PORTUMNA documentary producer Aisling Ahmed has scooped the best short documentary award, in association with Teach Solas, at the Galway Film Fleadh for The End of the Counter.
The documentary tells the story of the first self-service supermarkets coming to Ireland and what the end of the old over-the-counter shops meant to the communities they served. Produced by Aisling, it was directed by Newbridge native Laura McGann.
Aisling said the announcement came as a surprise. “We’ve had two screenings of this short, one in Cork last November and one in Dublin and we have been on the go for a little while, so we were very surprised. We weren’t expecting it at all. It was great and just being from Galway, I had a lot of friends and family there with me so it was quite special,” she said.
The short documentary was one of nine entered into this category at the Galway Film Fleadh. Although they haven’t received any direct feedback from the judging panel as yet, Aisling said the short draws a great audience reaction.
“It gets a great laugh, there is humour in the way Laura draws out the characters and it leaves people thinking about things because it is a bit tied up with what we’ve lost and what has been coming back with the crash. There were some great films in there but with some heavy topics and I think people like a bit of nostalgia,” she said.
The 13-minute documentary has been in production since 2009 and was made possible through Irish Film Board funding. Aisling and Laura went all over the country to find participants with connections to the local corner shops and supermarket chains that took over.

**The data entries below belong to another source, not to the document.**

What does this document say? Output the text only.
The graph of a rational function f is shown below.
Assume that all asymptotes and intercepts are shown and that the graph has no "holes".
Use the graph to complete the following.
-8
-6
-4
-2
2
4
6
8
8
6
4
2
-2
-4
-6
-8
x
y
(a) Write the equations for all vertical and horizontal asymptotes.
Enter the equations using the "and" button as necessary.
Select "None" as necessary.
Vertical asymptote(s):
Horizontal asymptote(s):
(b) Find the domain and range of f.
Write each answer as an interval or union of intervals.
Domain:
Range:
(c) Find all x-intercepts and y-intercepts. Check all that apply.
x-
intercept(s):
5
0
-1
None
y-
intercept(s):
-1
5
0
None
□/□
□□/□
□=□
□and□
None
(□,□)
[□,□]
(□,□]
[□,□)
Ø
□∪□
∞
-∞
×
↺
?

The film features Portumna man John Dolan, now living in Limerick and Ennis sisters Francis O’Halloran and Helen McDonagh.
“It features different recollections of those working in a shop and we also give it from the customer’s point of view. We were looking for archive originally and those shops just weren’t photographed. People took them for granted and then they were gone. I had met Laura quite a few years ago and she had wonderful footage of her grandfather and we put in for funding from the Irish Film Board the year before but we didn’t get it. It was a case of try and try again. Laura did some more research and we decided to focus on the day the shop opened and the changeover between the day the big supermarket came to town and that seemed to be a great hook,” Aisling explained.
Aisling and Laura are really looking forward to the doors the award might open for them.
“Winning an award like that, it really opens up possibilities for the film. Galway is technically an Oscar qualifying festival. I’m not sure of the technicalities but I understand if you win at Galway, you can apply for the Oscars, it is very well recognised around the world. We’ve been entering it to festivals and being able to send it to festivals on the back of ‘we were the best short documentary in Galway’ means people will pay it a bit more attention. We are hoping that it will travel around over the next year and hopefully, eventually, we would love for it to go out on television in Ireland. We have to do the festival thing first,” she said.
Aisling had a second short film showing at the Galway Film Fleadh, which was competing with The End of the Counter, called Sparlo. It was filmed and directed by Corkman Keith O’Shea who lived and worked in Afghanistan for a number of years. It deals with the ancient game of Buzkashi, the national sport of Afghanistan.